I love To Kill a Mockingbird, by Harper Lee; so it's probably not so shocking that you'd find this book on a list of "must-read" novels!
It's also a testament to the greatness of Atticus and all his clan--that we're still referring back to Lee's controversial classic, even when we're trying to make sense of the most contemporary of novels. All that it takes for evil to succeed is for good people to do nothing. And, "courage" doesn't mean you're not afraid... just that you push through your fear. You do what's right anyway.

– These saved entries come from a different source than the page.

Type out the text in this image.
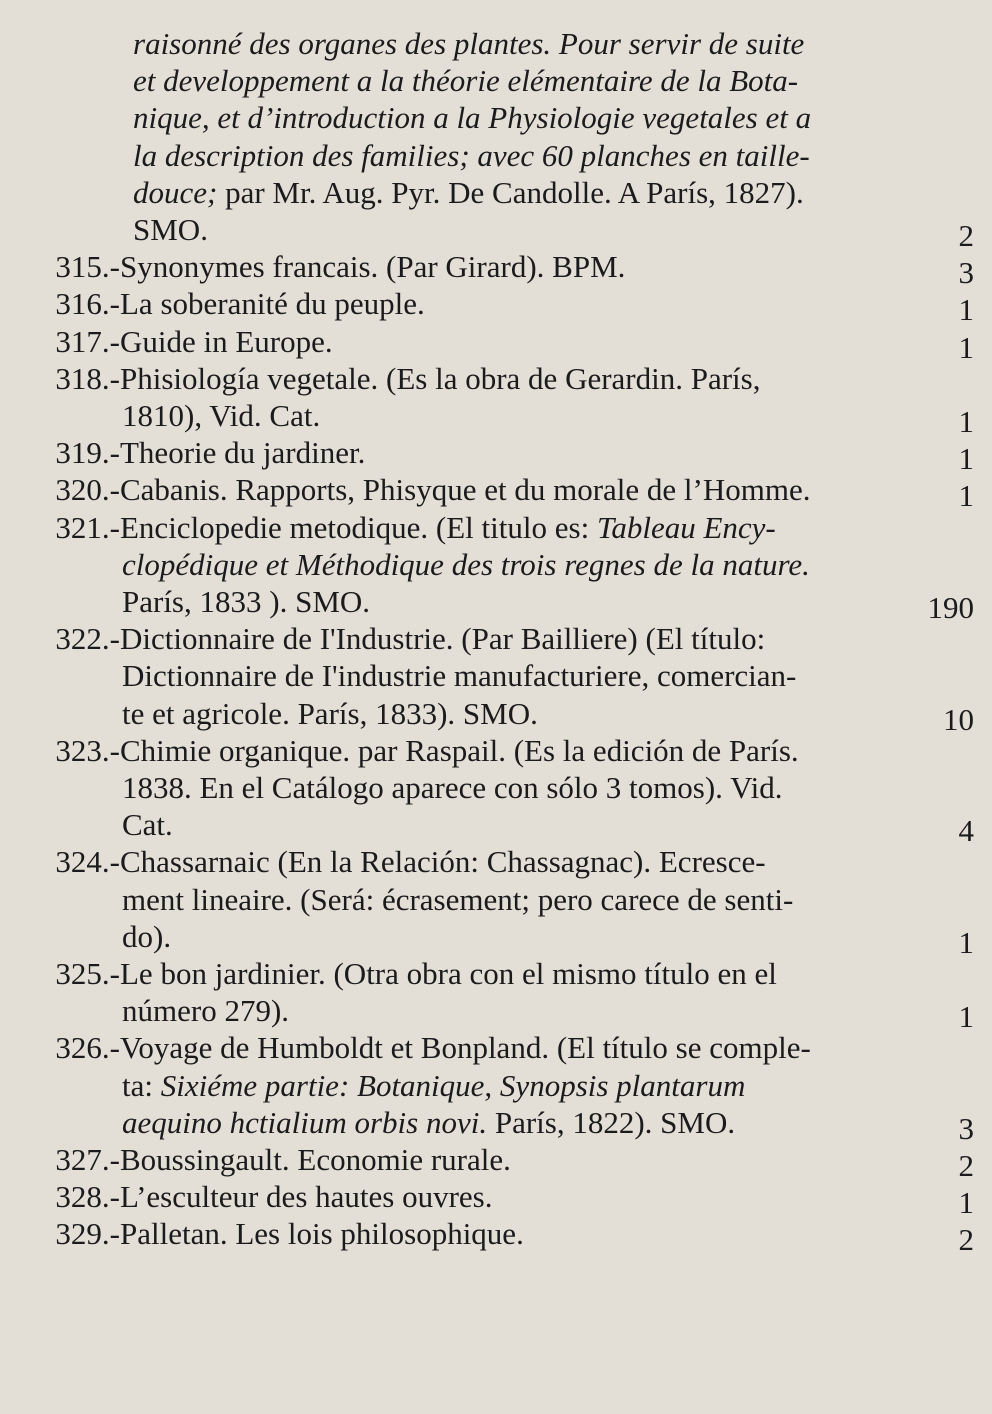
raisonné des organes des plantes. Pour servir de suite
et developpement a la théorie elémentaire de la Bota-
nique, et d’introduction a la Physiologie vegetales et a
la description des families; avec 60 planches en taille-
douce; par Mr. Aug. Pyr. De Candolle. A París, 1827).
SMO.	2
315.- Synonymes francais. (Par Girard). BPM.	3
316.- La soberanité du peuple.	1
317.- Guide in Europe.	1
318.- Phisiología vegetale. (Es la obra de Gerardin. París,
1810), Vid. Cat.	1
319.- Theorie du jardiner.	1
320.- Cabanis. Rapports, Phisyque et du morale de l’Homme.	1
321.- Enciclopedie metodique. (El titulo es: Tableau Ency-
clopédique et Méthodique des trois regnes de la nature.
París, 1833 ). SMO.	190
322.- Dictionnaire de I'Industrie. (Par Bailliere) (El título:
Dictionnaire de I'industrie manufacturiere, comercian-
te et agricole. París, 1833). SMO.	10
323.- Chimie organique. par Raspail. (Es la edición de París.
1838. En el Catálogo aparece con sólo 3 tomos). Vid.
Cat.	4
324.- Chassarnaic (En la Relación: Chassagnac). Ecresce-
ment lineaire. (Será: écrasement; pero carece de senti-
do).	1
325.- Le bon jardinier. (Otra obra con el mismo título en el
número 279).	1
326.- Voyage de Humboldt et Bonpland. (El título se comple-
ta: Sixiéme partie: Botanique, Synopsis plantarum
aequino hctialium orbis novi. París, 1822). SMO.	3
327.- Boussingault. Economie rurale.	2
328.- L’esculteur des hautes ouvres.	1
329.- Palletan. Les lois philosophique.	2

It's the fourth book that Mildred Taylor wrote about the Logan family, but this one was the first one I read about Cassie and her family. This novel was set in the Great Depression, which as all books--fiction and nonfiction--tell us was a devastating time in our history. But, we're also allowed to see courage and strength... that brilliant tenacity that will endear the characters with us for a long time (perhaps forever).
And, when I read The City, by Dean Koontz, I was forced to recall this quote: “Baby, we have no choice of what color we’re born or who our parents are or whether we’re rich or poor. What we do have is some choice over what we make of our lives once we’re here."
Yes, the story of Anne Frank is well-known, but it's still possible (even likely) that you've never actually read all of the autobiographical words that we have from her. This is her letter to the world, although she'd seen so little of it. Her words depict the horrors of war, the realities of humanity, but also some sense of forgiveness, hope and a belief in the goodness of others.
Anything can happen. That's certain, whether we're reading Anne Frank's story or this novel by Dean Koontz. In The City, our main characters encounter evil, pain, loss and death. Yet, Jonah rises above all that.